Mi-décembre, le gouvernement américain a annoncé ajouter 36 entreprises chinoises, principalement des fabricants de semi-conducteurs, à sa liste noire qui les oblige à obtenir une autorisation afin de bénéficier de la technologie américaine pour leurs produits. Les principaux fabricants chinois, Yangzte Memory Technologies (YMTC), ainsi que sa filiale japonaise, et Hefei Core Storage Electronic Limited sont notamment concernés, l'administration américaine estimant qu'elles « représentent un risque significatif de prendre part à des activités contraires à la sécurité nationale » des États-Unis.
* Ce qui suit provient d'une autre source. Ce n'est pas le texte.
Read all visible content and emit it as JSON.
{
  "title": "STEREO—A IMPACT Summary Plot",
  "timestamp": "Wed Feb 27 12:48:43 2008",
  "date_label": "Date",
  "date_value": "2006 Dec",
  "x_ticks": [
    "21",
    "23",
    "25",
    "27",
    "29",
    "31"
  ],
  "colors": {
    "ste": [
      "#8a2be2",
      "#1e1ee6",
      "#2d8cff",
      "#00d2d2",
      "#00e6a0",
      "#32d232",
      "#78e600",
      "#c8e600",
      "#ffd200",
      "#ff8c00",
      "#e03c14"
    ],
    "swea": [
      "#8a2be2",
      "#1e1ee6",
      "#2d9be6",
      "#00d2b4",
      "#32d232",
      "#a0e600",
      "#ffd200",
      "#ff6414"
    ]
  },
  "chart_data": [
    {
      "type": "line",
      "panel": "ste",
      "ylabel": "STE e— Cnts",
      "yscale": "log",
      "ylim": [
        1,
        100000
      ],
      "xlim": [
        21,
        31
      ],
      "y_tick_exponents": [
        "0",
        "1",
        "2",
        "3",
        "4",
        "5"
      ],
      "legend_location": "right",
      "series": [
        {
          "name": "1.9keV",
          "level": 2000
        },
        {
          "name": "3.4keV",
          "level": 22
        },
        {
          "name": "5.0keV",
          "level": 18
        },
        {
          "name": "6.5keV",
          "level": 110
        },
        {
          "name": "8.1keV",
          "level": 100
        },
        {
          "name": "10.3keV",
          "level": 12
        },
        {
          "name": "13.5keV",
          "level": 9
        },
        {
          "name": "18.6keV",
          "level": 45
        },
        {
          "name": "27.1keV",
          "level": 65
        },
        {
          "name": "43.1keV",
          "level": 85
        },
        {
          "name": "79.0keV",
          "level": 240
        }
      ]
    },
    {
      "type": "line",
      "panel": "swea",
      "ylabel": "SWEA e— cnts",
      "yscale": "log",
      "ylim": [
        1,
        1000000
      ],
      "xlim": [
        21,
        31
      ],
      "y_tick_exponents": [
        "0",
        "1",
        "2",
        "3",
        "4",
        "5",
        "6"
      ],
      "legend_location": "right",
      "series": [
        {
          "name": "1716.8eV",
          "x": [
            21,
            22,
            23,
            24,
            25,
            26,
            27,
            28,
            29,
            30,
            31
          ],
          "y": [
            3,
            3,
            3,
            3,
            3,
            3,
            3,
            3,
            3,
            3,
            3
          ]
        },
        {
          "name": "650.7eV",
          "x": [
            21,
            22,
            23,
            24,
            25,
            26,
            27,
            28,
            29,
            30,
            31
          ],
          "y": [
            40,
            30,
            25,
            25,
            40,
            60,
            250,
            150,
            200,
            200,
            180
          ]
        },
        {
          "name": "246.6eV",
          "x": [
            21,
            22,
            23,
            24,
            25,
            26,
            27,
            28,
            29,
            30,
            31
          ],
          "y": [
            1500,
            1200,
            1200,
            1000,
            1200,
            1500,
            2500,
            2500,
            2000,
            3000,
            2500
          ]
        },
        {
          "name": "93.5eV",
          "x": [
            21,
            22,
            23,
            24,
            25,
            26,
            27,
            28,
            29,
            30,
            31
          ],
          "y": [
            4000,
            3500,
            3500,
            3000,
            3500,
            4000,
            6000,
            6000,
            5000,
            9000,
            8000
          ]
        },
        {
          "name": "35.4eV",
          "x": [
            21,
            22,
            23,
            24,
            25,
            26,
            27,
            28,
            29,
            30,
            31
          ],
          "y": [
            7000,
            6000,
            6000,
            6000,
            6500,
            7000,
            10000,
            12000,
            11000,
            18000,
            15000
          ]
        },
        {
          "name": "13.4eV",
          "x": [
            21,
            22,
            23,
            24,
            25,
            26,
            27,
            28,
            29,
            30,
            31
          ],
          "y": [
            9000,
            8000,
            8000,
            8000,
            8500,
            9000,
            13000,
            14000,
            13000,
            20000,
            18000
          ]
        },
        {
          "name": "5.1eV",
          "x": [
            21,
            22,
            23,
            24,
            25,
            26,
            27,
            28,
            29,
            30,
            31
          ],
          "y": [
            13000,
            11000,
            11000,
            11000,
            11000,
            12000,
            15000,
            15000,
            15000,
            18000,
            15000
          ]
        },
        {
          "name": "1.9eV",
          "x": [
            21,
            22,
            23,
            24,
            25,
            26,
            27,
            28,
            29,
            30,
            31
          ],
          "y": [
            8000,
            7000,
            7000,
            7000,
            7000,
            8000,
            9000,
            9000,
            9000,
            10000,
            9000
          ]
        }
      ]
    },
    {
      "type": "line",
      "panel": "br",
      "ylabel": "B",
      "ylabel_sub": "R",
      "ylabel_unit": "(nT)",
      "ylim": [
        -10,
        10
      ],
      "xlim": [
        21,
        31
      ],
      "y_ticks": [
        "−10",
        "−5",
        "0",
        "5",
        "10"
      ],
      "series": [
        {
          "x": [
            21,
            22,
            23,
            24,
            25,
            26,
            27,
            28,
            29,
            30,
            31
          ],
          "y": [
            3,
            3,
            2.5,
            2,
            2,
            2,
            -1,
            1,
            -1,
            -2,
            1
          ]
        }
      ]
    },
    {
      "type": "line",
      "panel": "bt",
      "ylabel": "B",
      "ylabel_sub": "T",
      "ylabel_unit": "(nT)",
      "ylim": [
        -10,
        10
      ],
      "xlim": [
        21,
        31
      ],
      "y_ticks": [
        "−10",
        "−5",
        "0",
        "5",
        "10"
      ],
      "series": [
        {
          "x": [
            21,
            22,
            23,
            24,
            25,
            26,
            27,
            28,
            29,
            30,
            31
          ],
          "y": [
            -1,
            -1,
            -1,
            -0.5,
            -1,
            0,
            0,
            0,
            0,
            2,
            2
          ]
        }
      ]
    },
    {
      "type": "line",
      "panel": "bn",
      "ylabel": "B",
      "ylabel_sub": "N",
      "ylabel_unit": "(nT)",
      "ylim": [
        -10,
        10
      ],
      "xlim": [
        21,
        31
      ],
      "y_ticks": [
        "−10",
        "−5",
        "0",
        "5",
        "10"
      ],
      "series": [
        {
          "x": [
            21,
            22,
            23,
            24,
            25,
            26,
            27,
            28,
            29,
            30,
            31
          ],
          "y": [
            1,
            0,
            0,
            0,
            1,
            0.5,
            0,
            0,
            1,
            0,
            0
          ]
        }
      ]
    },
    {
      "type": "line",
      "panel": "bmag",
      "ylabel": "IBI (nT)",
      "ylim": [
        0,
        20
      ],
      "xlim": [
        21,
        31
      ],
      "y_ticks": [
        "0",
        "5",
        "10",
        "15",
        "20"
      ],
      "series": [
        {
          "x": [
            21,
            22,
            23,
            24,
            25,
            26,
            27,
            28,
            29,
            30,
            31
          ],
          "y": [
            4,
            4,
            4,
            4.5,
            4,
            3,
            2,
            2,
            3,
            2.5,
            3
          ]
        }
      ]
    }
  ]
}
Concrètement, les entreprises placées sur cette liste doivent obtenir une autorisation pour bénéficier de transferts technologiques ou exporter des produits particuliers en provenance des États-Unis ou d'entreprises américaines.

Il s'agit clairement pour Washington de limiter « les efforts (chinois, NDLR) en vue d'obtenir et exploiter des technologies avancées, dont l'intelligence artificielle, dans l'amélioration de ses capacités militaires et la violation des droits de l'homme », a justifié le ministère du Commerce dans un communiqué.

Pékin porte le différend à l'OMC

La Chine a annoncé en décembre le dépôt d'une procédure auprès de l'Organisation mondiale du commerce (OMC) contre Washington pour leurs restrictions. Le ministère chinois du Commerce a accusé en décembre les Etats-Unis de « faire obstacle au commerce international normal de marchandises, notamment de puces, et de menacer la stabilité de la chaîne d'approvisionnement industrielle mondiale ». Ainsi, le géant américain Apple avait un temps envisagé d'intégrer des puces fabriquées par YMTC dans ses iPhones vendus en Chine, avant de revenir sur cette décision à la mi-octobre.

Il s'agit pour Pékin d'une nouvelle limitation des possibilités d'importation de produits technologiques en provenance des États-Unis pour la Chine, après les contrôles imposés concernant les puces haut de gamme par les autorités américaines, au mois d'octobre. Pour les Américains, les règles de l'OMC ne s'appliquent pas lorsque la sécurité nationale est en jeu. Quelques jours avant cette décision, le ministère américain de la Défense avait déjà placé 13 entreprises chinoises sur sa liste noire, au nom de leurs liens supposés avec les forces armées de leurs pays, parmi lesquels le leader mondial du marché des drones, DJI.